Taksówka staje przed lotniskiem. Klient pochyla się, by zapłacić.
- Należałoby zrobić rewolucję.
- Nie proszę pana, nie zgadzam się, należałoby nauczyć ludzi miłości.
- No właśnie. Rewolucja to miłość. (...)

- Mężczyźni różnią się jednak od kobiet.
- Dlaczego tak mówisz?
- Bo kiedy ja się boję, ze Ziemia wybuchnie, to zaraz myślę: A co się stanie z nami? Może chociaż nam uda się ocalić.

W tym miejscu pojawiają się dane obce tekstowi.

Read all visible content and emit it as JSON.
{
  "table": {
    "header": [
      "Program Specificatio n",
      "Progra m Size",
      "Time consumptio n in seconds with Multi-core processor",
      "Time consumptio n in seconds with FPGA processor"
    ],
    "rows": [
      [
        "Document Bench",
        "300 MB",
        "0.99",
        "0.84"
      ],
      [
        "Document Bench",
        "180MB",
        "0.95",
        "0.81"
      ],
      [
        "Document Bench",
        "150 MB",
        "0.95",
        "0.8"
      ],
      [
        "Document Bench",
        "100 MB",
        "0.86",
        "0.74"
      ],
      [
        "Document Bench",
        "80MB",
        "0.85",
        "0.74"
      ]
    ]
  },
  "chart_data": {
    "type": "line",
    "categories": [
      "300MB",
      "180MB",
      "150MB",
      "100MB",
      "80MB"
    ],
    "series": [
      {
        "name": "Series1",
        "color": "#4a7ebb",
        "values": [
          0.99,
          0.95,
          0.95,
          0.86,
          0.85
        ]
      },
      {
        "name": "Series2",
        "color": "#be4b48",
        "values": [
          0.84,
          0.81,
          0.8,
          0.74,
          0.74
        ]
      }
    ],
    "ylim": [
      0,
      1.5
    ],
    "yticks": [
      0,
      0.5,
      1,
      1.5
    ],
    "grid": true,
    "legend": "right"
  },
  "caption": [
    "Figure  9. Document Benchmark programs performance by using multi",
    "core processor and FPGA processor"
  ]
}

- To milusio, dobra z ciebie dziewczynka... Chodź no tutaj, niech sobie popatrzę na coś ładnego. Co włożyłaś rajstopy? Flaki mi się wywracają od takich rzeczy. Dawniej kobietki miały uda, a teraz maja rajstopy.
- No, wiesz, Prosper, jak ty mozesz po tym wszystkim, cośmy mówili, mieć jeszcze ochotę na miłość?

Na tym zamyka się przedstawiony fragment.